Referring expressions are a clean example of embodied partial observability. The agent may know the words but not the full scene, or it may see the scene but lack one relational anchor. Good systems therefore maintain uncertainty over the referent rather than forcing a premature point estimate.
This is also why closed-loop evaluation matters. A target selection model can have strong top-1 accuracy and still be a poor embodied component if it never signals uncertainty and therefore never triggers clarification or camera motion. The value of grounding lies in the final action outcome, not only in the static matching score.
| Tool or Library | Role in the Topic | Builder Advice |
|---|---|---|
| Grounding DINO | Open-vocabulary region proposals from text prompts. | Use it when object categories are not fixed ahead of time. |
| SAM 2 | Mask refinement and object persistence across frames. | Use it when manipulation requires accurate support surfaces or object boundaries. |
| OWL-ViT | Zero-shot text-conditioned detection. | Use it when you need fast category queries without training a custom detector. |
| RTAB-Map or a semantic map | Persistent world memory for entities and relations. | Use it when the referent may leave the current camera frame. |
| TEACh or ALFRED | Embodied datasets where referents matter for action. | Use them when static phrase grounding metrics are too weak for the downstream task. |
Code Fragment 2 records the grounding result as an auditable object. The important fields are the chosen referent and the score margin over the runner-up, because that margin should drive clarification or active sensing.
- Store the candidate list, the winning id, and the runner-up gap in one record.
- Tie the winner to the current camera frame or map timestamp so stale groundings are detectable.
- Route low-margin groundings to clarification or view-planning instead of execution.
- Log whether the downstream action preserved the intended relation after grasp or motion.
- Benchmark on scenes with distractors, occlusion, and viewpoint change, not only on clean still images.
The expected output is a compact grounding artifact with a winner, a runner-up, and a margin small enough to trigger clarify rather than execute. In a live system this exact trace is what separates a calibrated referential agent from an overconfident one: the same top prediction is preserved, but the action gate changes because the uncertainty is still operationally significant.
When grounding fails, separate detector failures, relation failures, stale-memory failures, and confidence-calibration failures. Different fixes apply to each: better proposals, explicit relation modeling, view planning, or threshold tuning.
Embodied grounding succeeds when words, scene evidence, and uncertainty are represented in the same decision loop.
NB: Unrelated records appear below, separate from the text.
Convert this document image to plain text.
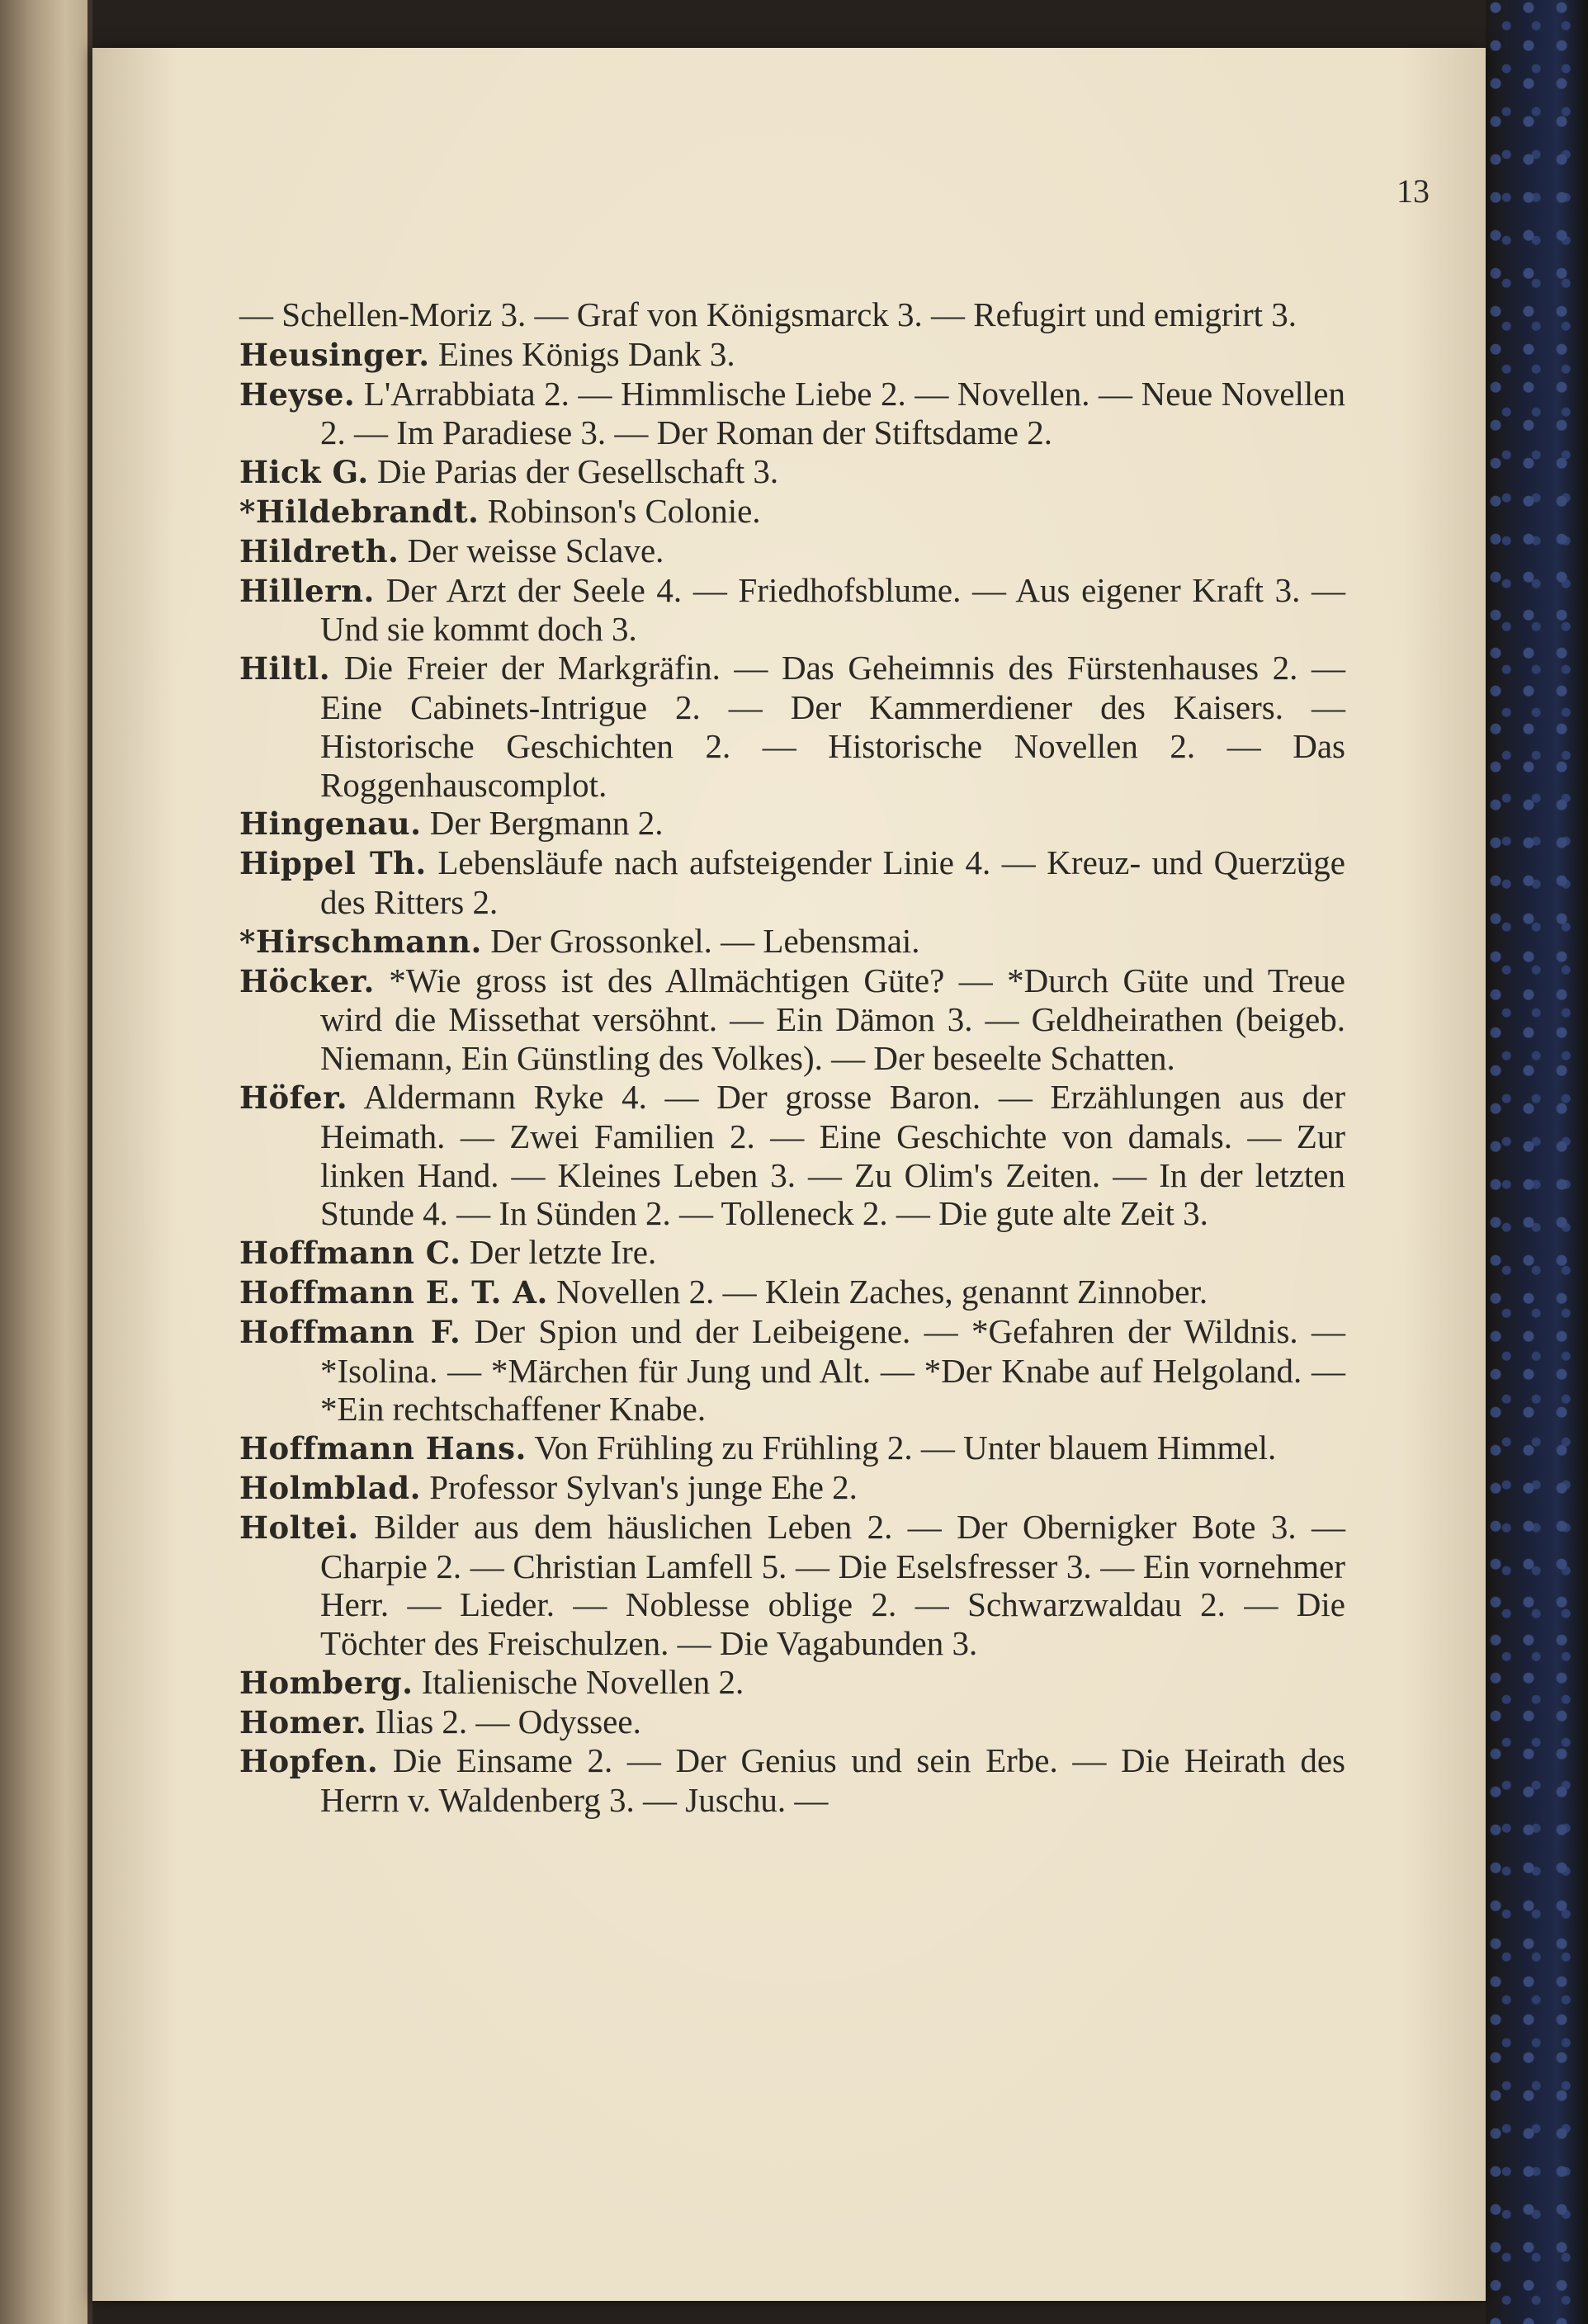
13

— Schellen-Moriz 3. — Graf von Königsmarck 3. — Refugirt und emigrirt 3.

Heusinger. Eines Königs Dank 3.

Heyse. L'Arrabbiata 2. — Himmlische Liebe 2. — Novellen. — Neue Novellen 2. — Im Paradiese 3. — Der Roman der Stiftsdame 2.

Hick G. Die Parias der Gesellschaft 3.

*Hildebrandt. Robinson's Colonie.

Hildreth. Der weisse Sclave.

Hillern. Der Arzt der Seele 4. — Friedhofsblume. — Aus eigener Kraft 3. — Und sie kommt doch 3.

Hiltl. Die Freier der Markgräfin. — Das Geheimnis des Fürstenhauses 2. — Eine Cabinets-Intrigue 2. — Der Kammerdiener des Kaisers. — Historische Geschichten 2. — Historische Novellen 2. — Das Roggenhauscomplot.

Hingenau. Der Bergmann 2.

Hippel Th. Lebensläufe nach aufsteigender Linie 4. — Kreuz- und Querzüge des Ritters 2.

*Hirschmann. Der Grossonkel. — Lebensmai.

Höcker. *Wie gross ist des Allmächtigen Güte? — *Durch Güte und Treue wird die Missethat versöhnt. — Ein Dämon 3. — Geldheirathen (beigeb. Niemann, Ein Günstling des Volkes). — Der beseelte Schatten.

Höfer. Aldermann Ryke 4. — Der grosse Baron. — Erzählungen aus der Heimath. — Zwei Familien 2. — Eine Geschichte von damals. — Zur linken Hand. — Kleines Leben 3. — Zu Olim's Zeiten. — In der letzten Stunde 4. — In Sünden 2. — Tolleneck 2. — Die gute alte Zeit 3.

Hoffmann C. Der letzte Ire.

Hoffmann E. T. A. Novellen 2. — Klein Zaches, genannt Zinnober.

Hoffmann F. Der Spion und der Leibeigene. — *Gefahren der Wildnis. — *Isolina. — *Märchen für Jung und Alt. — *Der Knabe auf Helgoland. — *Ein rechtschaffener Knabe.

Hoffmann Hans. Von Frühling zu Frühling 2. — Unter blauem Himmel.

Holmblad. Professor Sylvan's junge Ehe 2.

Holtei. Bilder aus dem häuslichen Leben 2. — Der Obernigker Bote 3. — Charpie 2. — Christian Lamfell 5. — Die Eselsfresser 3. — Ein vornehmer Herr. — Lieder. — Noblesse oblige 2. — Schwarzwaldau 2. — Die Töchter des Freischulzen. — Die Vagabunden 3.

Homberg. Italienische Novellen 2.

Homer. Ilias 2. — Odyssee.

Hopfen. Die Einsame 2. — Der Genius und sein Erbe. — Die Heirath des Herrn v. Waldenberg 3. — Juschu. —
Design a grounding record for the phrase 'the box under the table near the door.' List the unary and relational scores you would log, and say which ambiguity should trigger an active view change.
Grounding DINO is a widely used reference for text-conditioned region proposals that can serve embodied grounding pipelines.
Meta AI (2024). 'SAM 2: Segment Anything in Images and Videos.'
SAM 2 is useful when object masks and persistence matter more than coarse boxes, especially for manipulation.
Padmakumar et al. (2022). "TEACh: Task-driven Embodied Agents that Chat." AAAI.
TEACh is a strong reference for grounding in the presence of dialogue and hidden world state.